Voici une histoire qui commence comme tout bon polar qui se respecte par un meurtre. Crime sexuel qui touche le milieu gay ou pas? La détective c'est Boccanera, la cinquantaine déjantée et désenchantée. Elle est engagée par un jeune homme qui va être assassiné à son tour. Elle va mener l'enquête à ses risques et périls et remonter jusqu'au coupable. Cette femme a un sacré tempérament et...des failles, ce qui la rend d'emblée sympathique. On la suit donc jusqu'au dénouement final.

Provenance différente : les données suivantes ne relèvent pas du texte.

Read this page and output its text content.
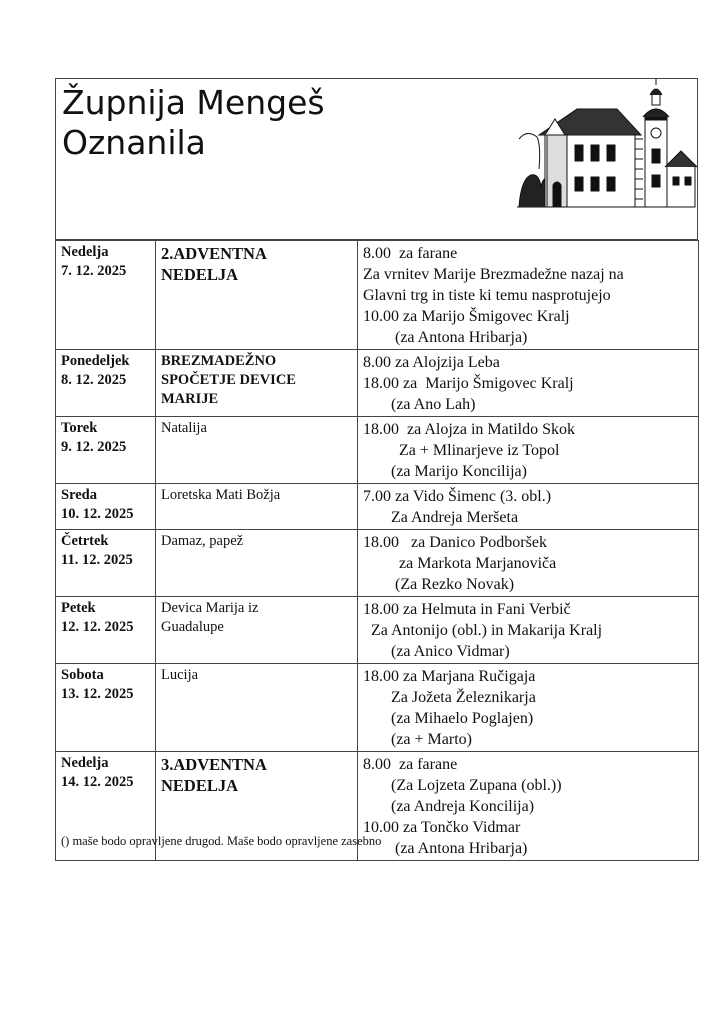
Župnija Mengeš
Oznanila
Nedelja
7. 12. 2025	2.ADVENTNA
NEDELJA	8.00  za farane
Za vrnitev Marije Brezmadežne nazaj na
Glavni trg in tiste ki temu nasprotujejo
10.00 za Marijo Šmigovec Kralj
(za Antona Hribarja)

Ponedeljek
8. 12. 2025	BREZMADEŽNO
SPOČETJE DEVICE
MARIJE	8.00 za Alojzija Leba
18.00 za  Marijo Šmigovec Kralj
(za Ano Lah)

Torek
9. 12. 2025	Natalija	18.00  za Alojza in Matildo Skok
Za + Mlinarjeve iz Topol
(za Marijo Koncilija)

Sreda
10. 12. 2025	Loretska Mati Božja	7.00 za Vido Šimenc (3. obl.)
Za Andreja Meršeta

Četrtek
11. 12. 2025	Damaz, papež	18.00   za Danico Podboršek
za Markota Marjanoviča
(Za Rezko Novak)

Petek
12. 12. 2025	Devica Marija iz
Guadalupe	18.00 za Helmuta in Fani Verbič
Za Antonijo (obl.) in Makarija Kralj
(za Anico Vidmar)

Sobota
13. 12. 2025	Lucija	18.00 za Marjana Ručigaja
Za Jožeta Železnikarja
(za Mihaelo Poglajen)
(za + Marto)

Nedelja
14. 12. 2025	3.ADVENTNA
NEDELJA	8.00  za farane
(Za Lojzeta Zupana (obl.))
(za Andreja Koncilija)
10.00 za Tončko Vidmar
(za Antona Hribarja)
() maše bodo opravljene drugod. Maše bodo opravljene zasebno
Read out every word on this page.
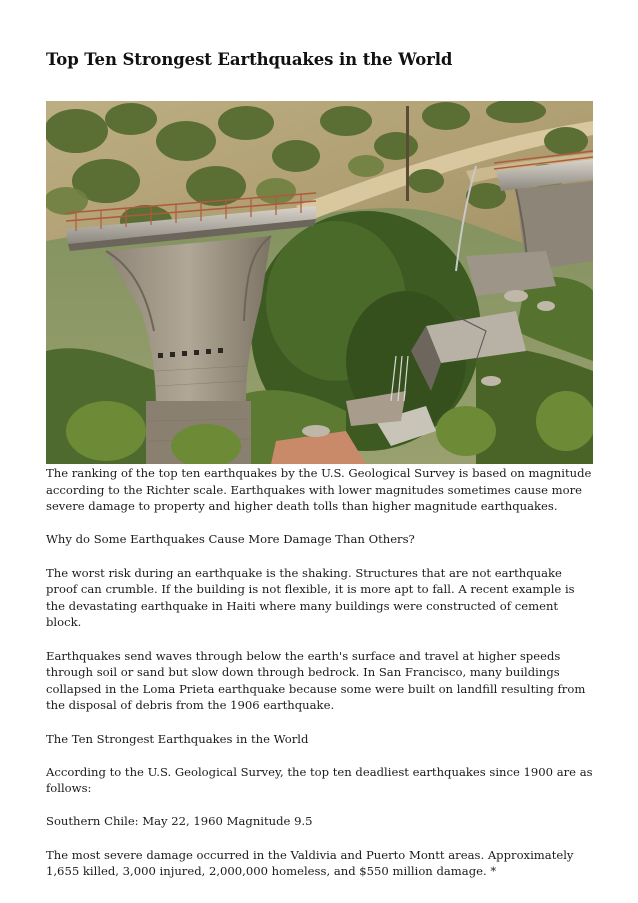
Top Ten Strongest Earthquakes in the World

The ranking of the top ten earthquakes by the U.S. Geological Survey is based on magnitude according to the Richter scale. Earthquakes with lower magnitudes sometimes cause more severe damage to property and higher death tolls than higher magnitude earthquakes.

Why do Some Earthquakes Cause More Damage Than Others?

The worst risk during an earthquake is the shaking. Structures that are not earthquake proof can crumble. If the building is not flexible, it is more apt to fall. A recent example is the devastating earthquake in Haiti where many buildings were constructed of cement block.

Earthquakes send waves through below the earth's surface and travel at higher speeds through soil or sand but slow down through bedrock. In San Francisco, many buildings collapsed in the Loma Prieta earthquake because some were built on landfill resulting from the disposal of debris from the 1906 earthquake.

The Ten Strongest Earthquakes in the World

According to the U.S. Geological Survey, the top ten deadliest earthquakes since 1900 are as follows:

Southern Chile: May 22, 1960 Magnitude 9.5

The most severe damage occurred in the Valdivia and Puerto Montt areas. Approximately 1,655 killed, 3,000 injured, 2,000,000 homeless, and $550 million damage. *
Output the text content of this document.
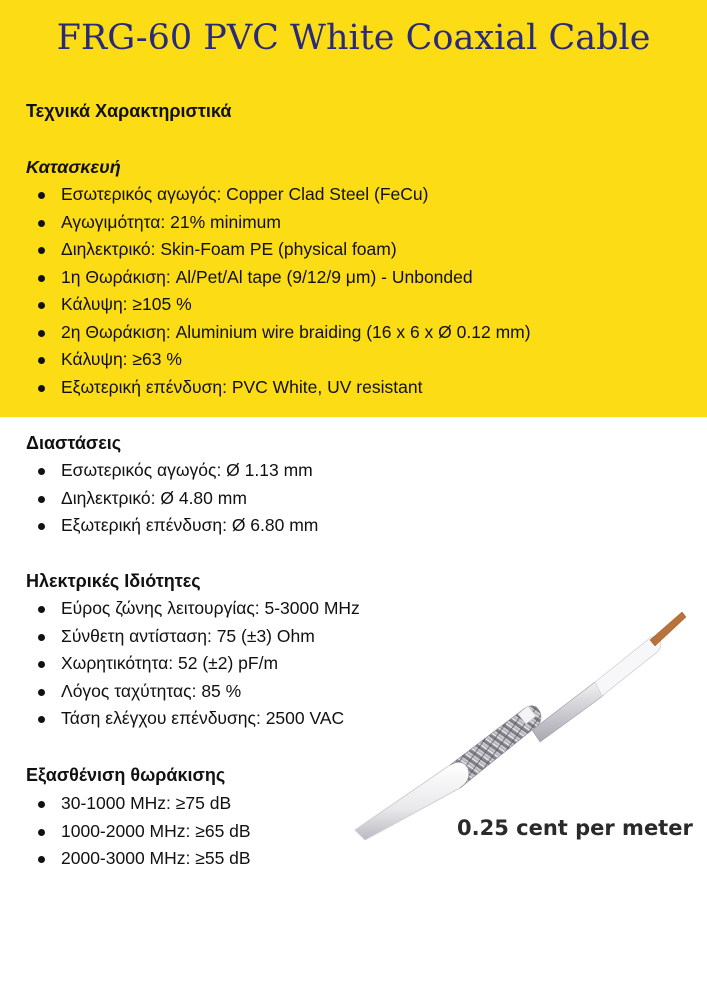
FRG-60 PVC White Coaxial Cable
Τεχνικά Χαρακτηριστικά
Κατασκευή
Εσωτερικός αγωγός: Copper Clad Steel (FeCu)
Αγωγιμότητα: 21% minimum
Διηλεκτρικό: Skin-Foam PE (physical foam)
1η Θωράκιση: Al/Pet/Al tape (9/12/9 μm) - Unbonded
Κάλυψη: ≥105 %
2η Θωράκιση: Aluminium wire braiding (16 x 6 x Ø 0.12 mm)
Κάλυψη: ≥63 %
Εξωτερική επένδυση: PVC White, UV resistant
Διαστάσεις
Εσωτερικός αγωγός: Ø 1.13 mm
Διηλεκτρικό: Ø 4.80 mm
Εξωτερική επένδυση: Ø 6.80 mm
Ηλεκτρικές Ιδιότητες
Εύρος ζώνης λειτουργίας: 5-3000 MHz
Σύνθετη αντίσταση: 75 (±3) Ohm
Χωρητικότητα: 52 (±2) pF/m
Λόγος ταχύτητας: 85 %
Τάση ελέγχου επένδυσης: 2500 VAC
Εξασθένιση θωράκισης
30-1000 MHz: ≥75 dB
1000-2000 MHz: ≥65 dB
2000-3000 MHz: ≥55 dB
0.25 cent per meter
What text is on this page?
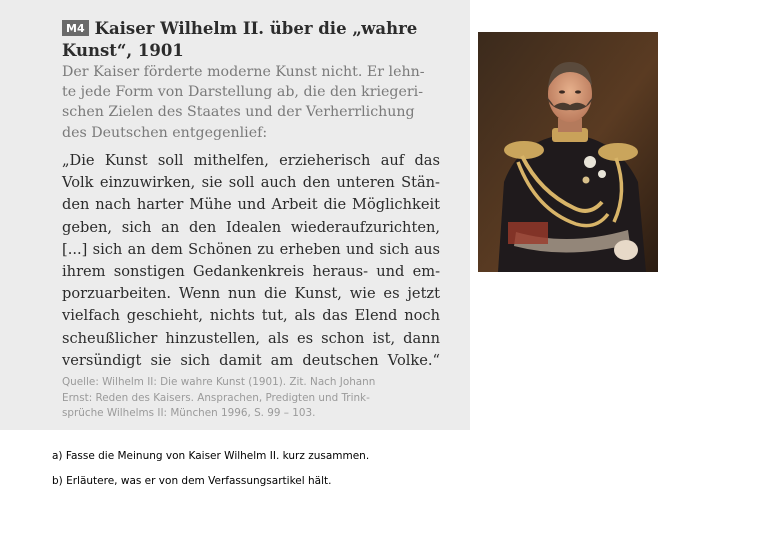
M4 Kaiser Wilhelm II. über die „wahre
Kunst“, 1901
Der Kaiser förderte moderne Kunst nicht. Er lehn-
te jede Form von Darstellung ab, die den kriegeri-
schen Zielen des Staates und der Verherrlichung
des Deutschen entgegenlief:
„Die Kunst soll mithelfen, erzieherisch auf das
Volk einzuwirken, sie soll auch den unteren Stän-
den nach harter Mühe und Arbeit die Möglichkeit
geben, sich an den Idealen wiederaufzurichten,
[...] sich an dem Schönen zu erheben und sich aus
ihrem sonstigen Gedankenkreis heraus- und em-
porzuarbeiten. Wenn nun die Kunst, wie es jetzt
vielfach geschieht, nichts tut, als das Elend noch
scheußlicher hinzustellen, als es schon ist, dann
versündigt sie sich damit am deutschen Volke.“
Quelle: Wilhelm II: Die wahre Kunst (1901). Zit. Nach Johann
Ernst: Reden des Kaisers. Ansprachen, Predigten und Trink-
sprüche Wilhelms II: München 1996, S. 99 – 103.
a) Fasse die Meinung von Kaiser Wilhelm II. kurz zusammen.
b) Erläutere, was er von dem Verfassungsartikel hält.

Le livre est facile et très agréable à lire. Des phrases courtes, un ton ironique qui se détache des scènes d'action. Un rythme soutenu qui va crescendo. Plusieurs personnages gravitent autour du personnage principal, plutôt bien cernés et haut en couleurs qui donnent une saveur supplémentaire au roman. De facture assez classique et chronologique, on a cependant affaire à un bon polar au style vif qui respecte les invariants du roman policier: meurtres, intrigue sous forme d'enquête, mobile et coupable. Et qui n'a d'autre but que nous distraire en jouant avec les codes: pas un détective mais une détective courageuse et plus toute jeune, Nice en toile de fond que l'on découvre comme si on se baladait dans les ruelles et les quartiers typiques, un ancien compagnon dans la Police, un peu de sexe, un mobile qui sent la magouille autour d'un chantier important, des documents compromettants... Un cocktail trépidant.
Pour un premier roman c'est réussi et il est fort à parier que le style va se bonifier avec le temps! J'ai aimé.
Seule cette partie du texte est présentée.